Large Corporations Pillage Paycheck Protection Program Funds Meant To Help Small Businesses Survive The Coronavirus Crisis.
The Coronavirus pandemic has ravaged our economy, shutting down millions of businesses and leaving millions of Americans out of work, with no replacement for the income thats being taken away from them. In response, the government has passed legislation to offer relief to small business in the form of loans in the midst of this global pandemic, but more than 90% of small business have been unable to access these loans.
According to reporting by AP, small businesses have been shut out of receiving loans, while large corporations are receiving $300M in small-business loans:
“Companies with thousands of employees, past penalties from government investigations and risks of financial failure even before the coronavirus walloped the economy were among those receiving millions of dollars from a relief fund that Congress created to help small businesses through the crisis.”
These large corporations are abusing their power due to the fact that they already have access to capital markets and Federal Reserve programs that make it easier for them to access government assistance, while small businesses do not. As a result, small businesses have effectively been blocked out by large corporations from receiving the loans meant to help them during the worst economic crisis since the Great Depression.
The small-business owners claim that some of the country’s largest banks have unfairly favored applications from their wealthiest clients for government stimulus programs, rather than prioritizing small businesses who are getting hit the hardest by this pandemic & the ensuing economic collapse.
According to a statement by the Stalwart Law Group, which filed the lawsuits last Sunday in Federal court in Los Angeles, Wells Fargo, Bank of America, JPMorgan Chase and U.S. Bancorp “rigged the loan process to benefit their bottom line,”
The Stalwart statement said that big banks failed to process applications for the loans on a first-come, first-served basis, resulting in 90% of applicants receiving nothing according to the lawsuit. The $349 billion in funds for thePaycheck Protection Program, part of the $2 trillion Coronavirus Aid, Relief and Economic Security Act, ran out of funds less than 14 days after it was launched. But the funding for assistance to large corporations seems to have no end in sight.
To make matters worse, the latest $300 billion addition to the fund passed by the Senate on April 21, 2020, also fell far short of what’s needed to help small businesses survive this pandemic. This bandaid legislation only lasted two days, and it should’ve been closer to $1 trillion if it was actually meant to meet the demands of this crisis.

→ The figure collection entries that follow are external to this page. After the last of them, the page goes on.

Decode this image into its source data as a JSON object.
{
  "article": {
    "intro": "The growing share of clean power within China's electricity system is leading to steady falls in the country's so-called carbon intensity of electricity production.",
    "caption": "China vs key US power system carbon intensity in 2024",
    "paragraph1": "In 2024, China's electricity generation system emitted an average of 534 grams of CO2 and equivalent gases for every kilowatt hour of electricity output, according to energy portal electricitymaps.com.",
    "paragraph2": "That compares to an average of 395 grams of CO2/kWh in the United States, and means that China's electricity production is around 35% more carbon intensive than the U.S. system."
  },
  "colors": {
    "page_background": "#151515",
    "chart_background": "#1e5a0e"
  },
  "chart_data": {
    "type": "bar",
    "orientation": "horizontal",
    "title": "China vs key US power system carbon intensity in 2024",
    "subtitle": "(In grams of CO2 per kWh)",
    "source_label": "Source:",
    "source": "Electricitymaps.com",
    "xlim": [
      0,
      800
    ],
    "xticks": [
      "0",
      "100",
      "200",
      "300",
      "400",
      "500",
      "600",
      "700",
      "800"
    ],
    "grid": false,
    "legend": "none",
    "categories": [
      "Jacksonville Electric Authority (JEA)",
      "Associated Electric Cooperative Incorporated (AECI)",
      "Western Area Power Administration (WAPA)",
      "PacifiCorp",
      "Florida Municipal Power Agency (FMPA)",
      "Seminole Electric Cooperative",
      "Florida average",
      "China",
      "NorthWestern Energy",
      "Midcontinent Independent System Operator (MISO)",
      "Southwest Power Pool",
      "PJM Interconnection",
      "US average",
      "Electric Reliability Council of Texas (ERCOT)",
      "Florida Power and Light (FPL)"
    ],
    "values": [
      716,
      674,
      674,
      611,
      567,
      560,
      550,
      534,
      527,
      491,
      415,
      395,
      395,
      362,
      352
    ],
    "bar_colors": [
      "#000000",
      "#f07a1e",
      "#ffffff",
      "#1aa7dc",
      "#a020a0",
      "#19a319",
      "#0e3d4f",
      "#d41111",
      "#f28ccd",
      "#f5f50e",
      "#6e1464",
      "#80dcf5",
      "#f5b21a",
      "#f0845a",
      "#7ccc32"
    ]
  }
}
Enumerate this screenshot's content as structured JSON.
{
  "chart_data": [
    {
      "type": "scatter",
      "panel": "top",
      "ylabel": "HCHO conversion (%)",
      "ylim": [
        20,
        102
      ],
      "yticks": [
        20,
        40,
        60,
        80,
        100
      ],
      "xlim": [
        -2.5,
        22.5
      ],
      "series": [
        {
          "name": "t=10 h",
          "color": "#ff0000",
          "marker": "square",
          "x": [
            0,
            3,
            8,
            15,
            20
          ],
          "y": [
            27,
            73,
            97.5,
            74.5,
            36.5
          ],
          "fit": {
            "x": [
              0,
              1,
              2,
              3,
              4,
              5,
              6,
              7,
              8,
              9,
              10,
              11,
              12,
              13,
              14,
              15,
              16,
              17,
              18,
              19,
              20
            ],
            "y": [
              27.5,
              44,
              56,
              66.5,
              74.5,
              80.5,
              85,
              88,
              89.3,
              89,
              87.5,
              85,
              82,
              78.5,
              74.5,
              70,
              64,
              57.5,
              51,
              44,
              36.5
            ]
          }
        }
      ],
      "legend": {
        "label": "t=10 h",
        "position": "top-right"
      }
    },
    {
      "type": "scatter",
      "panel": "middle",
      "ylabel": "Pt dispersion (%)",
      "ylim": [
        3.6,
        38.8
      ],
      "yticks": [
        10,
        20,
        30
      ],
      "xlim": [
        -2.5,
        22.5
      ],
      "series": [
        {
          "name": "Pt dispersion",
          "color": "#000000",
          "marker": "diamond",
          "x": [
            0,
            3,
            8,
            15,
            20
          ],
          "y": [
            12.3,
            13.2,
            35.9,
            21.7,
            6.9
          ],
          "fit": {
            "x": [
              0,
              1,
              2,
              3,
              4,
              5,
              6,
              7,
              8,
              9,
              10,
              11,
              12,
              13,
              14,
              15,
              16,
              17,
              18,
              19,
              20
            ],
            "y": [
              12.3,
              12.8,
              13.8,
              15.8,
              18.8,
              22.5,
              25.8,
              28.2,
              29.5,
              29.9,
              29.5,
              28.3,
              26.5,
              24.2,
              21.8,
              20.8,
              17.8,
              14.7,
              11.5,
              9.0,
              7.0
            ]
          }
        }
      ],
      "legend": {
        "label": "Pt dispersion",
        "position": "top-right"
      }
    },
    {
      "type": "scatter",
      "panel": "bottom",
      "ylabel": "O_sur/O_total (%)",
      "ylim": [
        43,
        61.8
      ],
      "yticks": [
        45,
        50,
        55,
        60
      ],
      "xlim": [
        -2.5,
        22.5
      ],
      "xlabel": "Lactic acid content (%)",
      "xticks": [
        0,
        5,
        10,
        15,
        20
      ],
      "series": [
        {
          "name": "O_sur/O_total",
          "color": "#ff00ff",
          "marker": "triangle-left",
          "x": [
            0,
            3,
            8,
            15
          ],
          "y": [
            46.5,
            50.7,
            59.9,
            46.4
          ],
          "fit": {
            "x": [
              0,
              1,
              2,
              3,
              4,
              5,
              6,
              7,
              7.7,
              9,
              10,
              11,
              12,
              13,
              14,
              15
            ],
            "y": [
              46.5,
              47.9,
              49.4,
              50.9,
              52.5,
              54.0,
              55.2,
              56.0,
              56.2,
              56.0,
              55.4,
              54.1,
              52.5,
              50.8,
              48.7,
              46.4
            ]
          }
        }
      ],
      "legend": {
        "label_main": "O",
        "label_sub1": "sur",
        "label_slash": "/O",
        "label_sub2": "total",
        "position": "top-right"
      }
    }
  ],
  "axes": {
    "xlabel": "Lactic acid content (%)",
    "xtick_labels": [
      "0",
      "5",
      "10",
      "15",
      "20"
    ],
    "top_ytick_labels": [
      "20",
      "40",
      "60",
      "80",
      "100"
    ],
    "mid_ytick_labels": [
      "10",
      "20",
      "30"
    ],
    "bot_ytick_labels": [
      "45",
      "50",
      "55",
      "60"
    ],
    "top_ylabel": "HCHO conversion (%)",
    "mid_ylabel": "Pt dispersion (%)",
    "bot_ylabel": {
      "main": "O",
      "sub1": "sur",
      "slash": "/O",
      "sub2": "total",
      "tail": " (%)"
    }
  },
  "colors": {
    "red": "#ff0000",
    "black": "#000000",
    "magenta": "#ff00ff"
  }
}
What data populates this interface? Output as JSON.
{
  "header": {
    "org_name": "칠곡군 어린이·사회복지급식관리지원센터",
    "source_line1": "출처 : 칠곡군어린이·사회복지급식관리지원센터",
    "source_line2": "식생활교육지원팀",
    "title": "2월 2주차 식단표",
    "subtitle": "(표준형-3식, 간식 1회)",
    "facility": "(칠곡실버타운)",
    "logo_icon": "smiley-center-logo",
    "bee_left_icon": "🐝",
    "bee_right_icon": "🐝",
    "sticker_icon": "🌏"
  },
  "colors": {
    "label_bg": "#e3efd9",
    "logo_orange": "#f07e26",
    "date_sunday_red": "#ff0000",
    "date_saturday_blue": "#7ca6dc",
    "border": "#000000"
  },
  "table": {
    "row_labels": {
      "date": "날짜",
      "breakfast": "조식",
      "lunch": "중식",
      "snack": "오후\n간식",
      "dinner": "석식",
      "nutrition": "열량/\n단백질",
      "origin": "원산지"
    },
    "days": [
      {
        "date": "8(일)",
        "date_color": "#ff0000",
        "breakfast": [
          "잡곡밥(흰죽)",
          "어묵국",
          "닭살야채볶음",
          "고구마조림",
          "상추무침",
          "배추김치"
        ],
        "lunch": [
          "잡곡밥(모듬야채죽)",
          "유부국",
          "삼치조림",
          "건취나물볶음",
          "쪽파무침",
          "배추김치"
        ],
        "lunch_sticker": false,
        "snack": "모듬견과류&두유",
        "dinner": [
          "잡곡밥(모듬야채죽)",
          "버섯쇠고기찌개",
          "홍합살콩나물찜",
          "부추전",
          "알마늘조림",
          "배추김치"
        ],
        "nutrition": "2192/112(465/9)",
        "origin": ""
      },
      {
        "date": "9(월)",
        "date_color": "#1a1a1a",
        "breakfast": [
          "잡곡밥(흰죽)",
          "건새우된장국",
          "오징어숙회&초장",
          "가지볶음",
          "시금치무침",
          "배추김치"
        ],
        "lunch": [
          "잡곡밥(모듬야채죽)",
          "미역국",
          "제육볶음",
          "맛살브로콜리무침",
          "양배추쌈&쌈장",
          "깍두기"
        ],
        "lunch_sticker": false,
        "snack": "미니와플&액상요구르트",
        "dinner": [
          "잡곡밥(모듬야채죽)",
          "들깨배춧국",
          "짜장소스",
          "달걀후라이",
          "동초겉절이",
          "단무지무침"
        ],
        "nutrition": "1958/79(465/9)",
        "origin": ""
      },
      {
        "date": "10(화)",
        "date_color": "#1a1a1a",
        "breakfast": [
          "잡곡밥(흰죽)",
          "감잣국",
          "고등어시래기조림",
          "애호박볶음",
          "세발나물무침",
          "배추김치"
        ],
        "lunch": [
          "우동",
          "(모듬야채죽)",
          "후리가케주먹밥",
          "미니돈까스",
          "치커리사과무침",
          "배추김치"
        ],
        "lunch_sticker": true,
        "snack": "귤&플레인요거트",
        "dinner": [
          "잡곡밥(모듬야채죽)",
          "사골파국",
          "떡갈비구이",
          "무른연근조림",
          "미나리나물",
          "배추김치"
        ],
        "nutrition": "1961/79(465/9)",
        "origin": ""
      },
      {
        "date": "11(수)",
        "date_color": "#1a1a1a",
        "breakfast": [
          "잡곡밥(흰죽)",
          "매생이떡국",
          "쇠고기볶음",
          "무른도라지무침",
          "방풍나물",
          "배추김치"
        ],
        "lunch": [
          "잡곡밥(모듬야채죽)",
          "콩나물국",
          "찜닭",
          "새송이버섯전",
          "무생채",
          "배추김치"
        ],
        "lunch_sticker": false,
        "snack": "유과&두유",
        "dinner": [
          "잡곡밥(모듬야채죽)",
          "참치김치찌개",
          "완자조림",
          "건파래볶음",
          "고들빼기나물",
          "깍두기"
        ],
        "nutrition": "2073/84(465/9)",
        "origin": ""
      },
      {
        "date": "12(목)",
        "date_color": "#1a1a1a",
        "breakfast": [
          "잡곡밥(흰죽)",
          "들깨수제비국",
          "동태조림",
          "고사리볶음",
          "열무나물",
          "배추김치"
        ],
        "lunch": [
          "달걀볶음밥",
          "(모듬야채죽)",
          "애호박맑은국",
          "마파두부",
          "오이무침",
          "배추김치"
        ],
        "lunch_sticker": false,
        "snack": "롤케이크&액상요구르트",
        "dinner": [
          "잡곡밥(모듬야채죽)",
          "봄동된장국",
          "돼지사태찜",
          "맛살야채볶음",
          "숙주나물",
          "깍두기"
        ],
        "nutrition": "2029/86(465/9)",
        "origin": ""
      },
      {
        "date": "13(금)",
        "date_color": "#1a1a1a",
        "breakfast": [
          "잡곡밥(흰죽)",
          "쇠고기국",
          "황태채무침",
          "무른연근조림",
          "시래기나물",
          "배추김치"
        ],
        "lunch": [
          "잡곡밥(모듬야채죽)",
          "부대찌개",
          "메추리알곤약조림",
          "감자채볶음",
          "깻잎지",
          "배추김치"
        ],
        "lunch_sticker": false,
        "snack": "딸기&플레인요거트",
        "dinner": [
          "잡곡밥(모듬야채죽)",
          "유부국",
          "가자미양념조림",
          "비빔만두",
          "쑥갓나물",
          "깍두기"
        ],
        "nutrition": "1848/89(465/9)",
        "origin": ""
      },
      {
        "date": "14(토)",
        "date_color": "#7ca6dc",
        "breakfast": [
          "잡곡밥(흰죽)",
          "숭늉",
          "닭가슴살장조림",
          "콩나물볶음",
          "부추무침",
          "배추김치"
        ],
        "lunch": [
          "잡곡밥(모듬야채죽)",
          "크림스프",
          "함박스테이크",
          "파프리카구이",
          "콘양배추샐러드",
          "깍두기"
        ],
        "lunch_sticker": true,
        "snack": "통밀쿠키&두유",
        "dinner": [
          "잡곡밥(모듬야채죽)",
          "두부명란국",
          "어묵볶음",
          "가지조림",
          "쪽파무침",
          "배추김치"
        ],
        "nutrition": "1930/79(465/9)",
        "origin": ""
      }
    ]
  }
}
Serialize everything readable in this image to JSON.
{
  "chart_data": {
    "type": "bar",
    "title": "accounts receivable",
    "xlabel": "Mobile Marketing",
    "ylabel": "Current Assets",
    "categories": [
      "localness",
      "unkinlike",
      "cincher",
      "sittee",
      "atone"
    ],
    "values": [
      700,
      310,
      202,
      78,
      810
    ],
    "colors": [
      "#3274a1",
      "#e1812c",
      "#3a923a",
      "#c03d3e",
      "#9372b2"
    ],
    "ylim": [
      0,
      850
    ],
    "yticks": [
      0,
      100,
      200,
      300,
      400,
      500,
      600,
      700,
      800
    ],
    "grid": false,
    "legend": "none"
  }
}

Hundreds of thousands of applications for assistance are already waiting for a response, but the new law does nothing to fix aspects of the program that allowed large companies to block out small businesses from obtaining tens of millions of dollars in loans meant to help them survive this pandemic.
The new bill also doesn’t include anymore funds to replace income lost beyond the one-time payment of $1,200 and unemployment benefits in the previous bill. As a result of these and other shortcomings, legislators and the President are talking about passing yet another coronavirus relief bill. But don’t expect any bones to be thrown to poor & working class Americans who are most in need of assistance.
Business owners of color are particularly vulnerable to discrimination in the lending system. According to a report from the Center for Responsible Lending, a large majority of minority owned businesses, including 95 percent of Black business owners, have little chance of receiving a Paycheck Protection Program (PPP) loan through a bank or credit union without existing relationships to 7(a) lenders.
Small businesses are demanding that any new funding must come directly to them in the form of subsidies, rather than loans. They’re also demanding that the relief program must prioritize those who were left out of the first two rounds of loans due to the fact that the program favored larger corporations.